Когда в колхозе начался сенокос, для нас нашлось дело. В самой деревне и за околицей взрослые рыли силосные ямы. Мы пристроились было с лопатами, но бабы нас прогнали, сказав, что развяжутся наши пупы. Землю бросать было действительно трудно – тяжёлая глина прилипала к лопате, и при броске лопата вырывалась из рук. Но когда стали возить свежескошенную траву и закладывать в траншею, тётка Дарья – председательница – подозвала нас:

– Что, мужички, помогать рвётесь? Тогда слушайте. Сейчас приедут на Игреньке. Так вот, выпрягайте его и уминайте траву! Ясно?

– Ясно!

Бабы поддержали:

– Вот это по ним!

Мы с радостью встретили Игреньку. Он был нашим любимцем. Необычайно сильный и красивый, этот жеребец не кусался, не лягался и не уросил. Но когда Шурка подвёл его к траншее, уже наполовину заваленной травой, и дёрнул за узду – мол, прыгай, – конь упёрся.

– Смелей, Игренька! Смотри! – крикнул Колька и сиганул вниз.

– Смотри! – подхватил и я, летя следом.

Мы ещё по разу показали Игреньке, как легко и приятно прыгается, но он лишь вскидывал голову и пятился. И только когда целый воз травы вывалили в яму у края и сгладили перепад, жеребец решился, скакнул и по брюхо увяз в траве.

– Ура-а! – крикнули мы.

Шурка прямо с края траншеи метнулся в седло. Лицо его, в частых веснушках – точно недоспелые маковинки въелись в кожу, – сияло восторгом. Он стукнул Игреньку пятками по бокам и дёрнул узду.

– Но-о!

И конь пошёл, а точнее – поплыл, подпираемый травой, так что даже хвост стелился, как по воде.

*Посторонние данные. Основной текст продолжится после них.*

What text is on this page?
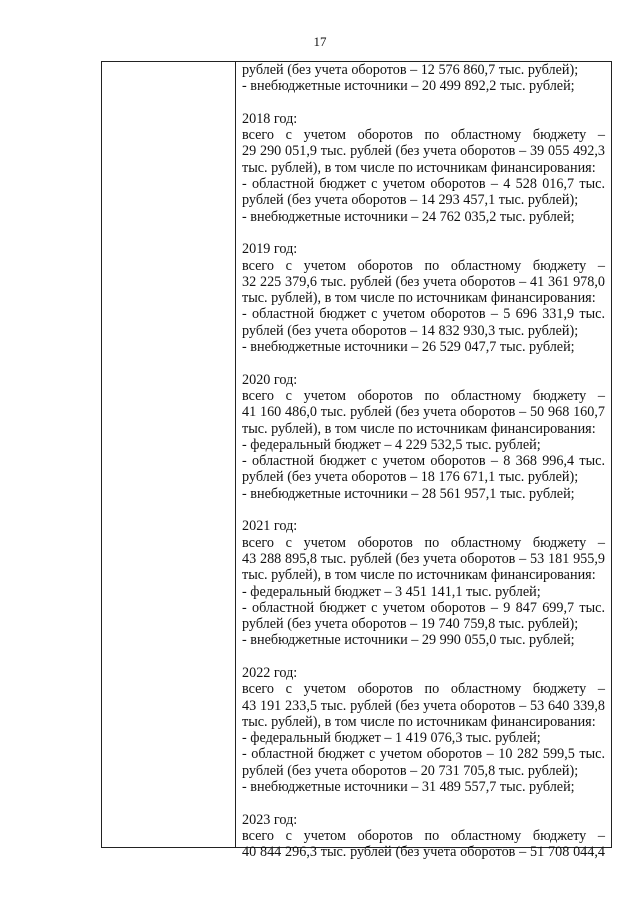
17
рублей (без учета оборотов – 12 576 860,7 тыс. рублей);
- внебюджетные источники – 20 499 892,2 тыс. рублей;
2018 год:
всего с учетом оборотов по областному бюджету –
29 290 051,9 тыс. рублей (без учета оборотов – 39 055 492,3
тыс. рублей), в том числе по источникам финансирования:
- областной бюджет с учетом оборотов – 4 528 016,7 тыс.
рублей (без учета оборотов – 14 293 457,1 тыс. рублей);
- внебюджетные источники – 24 762 035,2 тыс. рублей;
2019 год:
всего с учетом оборотов по областному бюджету –
32 225 379,6 тыс. рублей (без учета оборотов – 41 361 978,0
тыс. рублей), в том числе по источникам финансирования:
- областной бюджет с учетом оборотов – 5 696 331,9 тыс.
рублей (без учета оборотов – 14 832 930,3 тыс. рублей);
- внебюджетные источники – 26 529 047,7 тыс. рублей;
2020 год:
всего с учетом оборотов по областному бюджету –
41 160 486,0 тыс. рублей (без учета оборотов – 50 968 160,7
тыс. рублей), в том числе по источникам финансирования:
- федеральный бюджет – 4 229 532,5 тыс. рублей;
- областной бюджет с учетом оборотов – 8 368 996,4 тыс.
рублей (без учета оборотов – 18 176 671,1 тыс. рублей);
- внебюджетные источники – 28 561 957,1 тыс. рублей;
2021 год:
всего с учетом оборотов по областному бюджету –
43 288 895,8 тыс. рублей (без учета оборотов – 53 181 955,9
тыс. рублей), в том числе по источникам финансирования:
- федеральный бюджет – 3 451 141,1 тыс. рублей;
- областной бюджет с учетом оборотов – 9 847 699,7 тыс.
рублей (без учета оборотов – 19 740 759,8 тыс. рублей);
- внебюджетные источники – 29 990 055,0 тыс. рублей;
2022 год:
всего с учетом оборотов по областному бюджету –
43 191 233,5 тыс. рублей (без учета оборотов – 53 640 339,8
тыс. рублей), в том числе по источникам финансирования:
- федеральный бюджет – 1 419 076,3 тыс. рублей;
- областной бюджет с учетом оборотов – 10 282 599,5 тыс.
рублей (без учета оборотов – 20 731 705,8 тыс. рублей);
- внебюджетные источники – 31 489 557,7 тыс. рублей;
2023 год:
всего с учетом оборотов по областному бюджету –
40 844 296,3 тыс. рублей (без учета оборотов – 51 708 044,4
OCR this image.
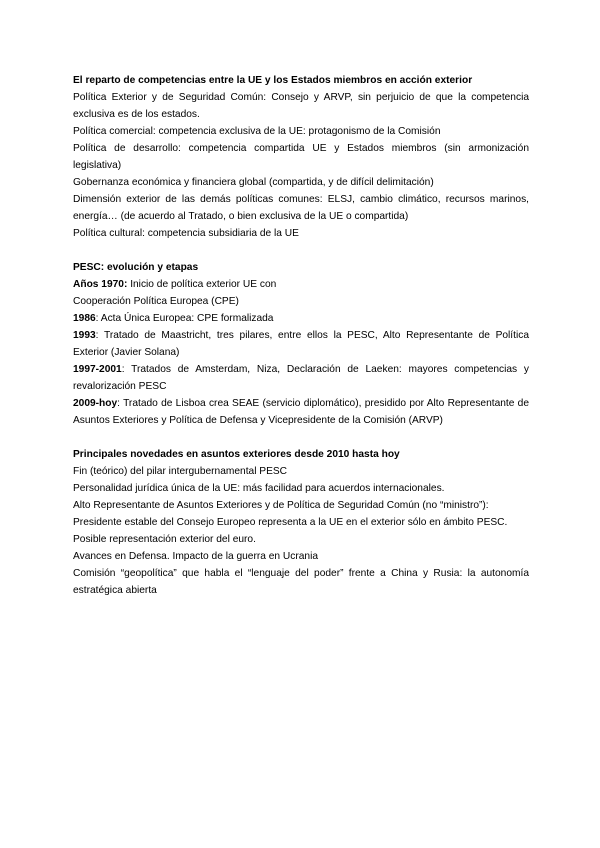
El reparto de competencias entre la UE y los Estados miembros en acción exterior

Política Exterior y de Seguridad Común: Consejo y ARVP, sin perjuicio de que la competencia exclusiva es de los estados.

Política comercial: competencia exclusiva de la UE: protagonismo de la Comisión

Política de desarrollo: competencia compartida UE y Estados miembros (sin armonización legislativa)

Gobernanza económica y financiera global (compartida, y de difícil delimitación)

Dimensión exterior de las demás políticas comunes: ELSJ, cambio climático, recursos marinos, energía… (de acuerdo al Tratado, o bien exclusiva de la UE o compartida)

Política cultural: competencia subsidiaria de la UE

PESC: evolución y etapas

Años 1970: Inicio de política exterior UE con

Cooperación Política Europea (CPE)

1986: Acta Única Europea: CPE formalizada

1993: Tratado de Maastricht, tres pilares, entre ellos la PESC, Alto Representante de Política Exterior (Javier Solana)

1997-2001: Tratados de Amsterdam, Niza, Declaración de Laeken: mayores competencias y revalorización PESC

2009-hoy: Tratado de Lisboa crea SEAE (servicio diplomático), presidido por Alto Representante de Asuntos Exteriores y Política de Defensa y Vicepresidente de la Comisión (ARVP)

Principales novedades en asuntos exteriores desde 2010 hasta hoy

Fin (teórico) del pilar intergubernamental PESC

Personalidad jurídica única de la UE: más facilidad para acuerdos internacionales.

Alto Representante de Asuntos Exteriores y de Política de Seguridad Común (no “ministro”):

Presidente estable del Consejo Europeo representa a la UE en el exterior sólo en ámbito PESC.

Posible representación exterior del euro.

Avances en Defensa. Impacto de la guerra en Ucrania

Comisión “geopolítica” que habla el “lenguaje del poder” frente a China y Rusia: la autonomía estratégica abierta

Мы кувыркались рядом, хохоча и суя друг другу за шиворот пучки душистой, прохладной и колкой травы.

– Шибко-то не беситесь, – сказала тётка Матрёна, Шуркина мать, которая была тут же и которая траву, сваленную в кучу, разбрасывала по всей яме. – Вас к делу приставили, значит, делом и занимайтесь.

– Пусть порезвятся, ребятишки ведь, – вступилась Нинка, весёлая девка, первая плясунья на вечёрках.

На валу у края траншеи сидела Нюська, Шуркина сестрёнка, и канючила:

– Шурка, прокати-и-и… Шурка, прокати-и-и…

– Маленькая ещё, – ответил Колька. – Вот подрастёшь – будешь кататься. – И отвернулся от неё. – Шурк, как новый воз, так меняемся. Ладно?

– Ладно.

– Мишк, давай и мы уминать. Я на тебя сяду верхом, а ты ползай.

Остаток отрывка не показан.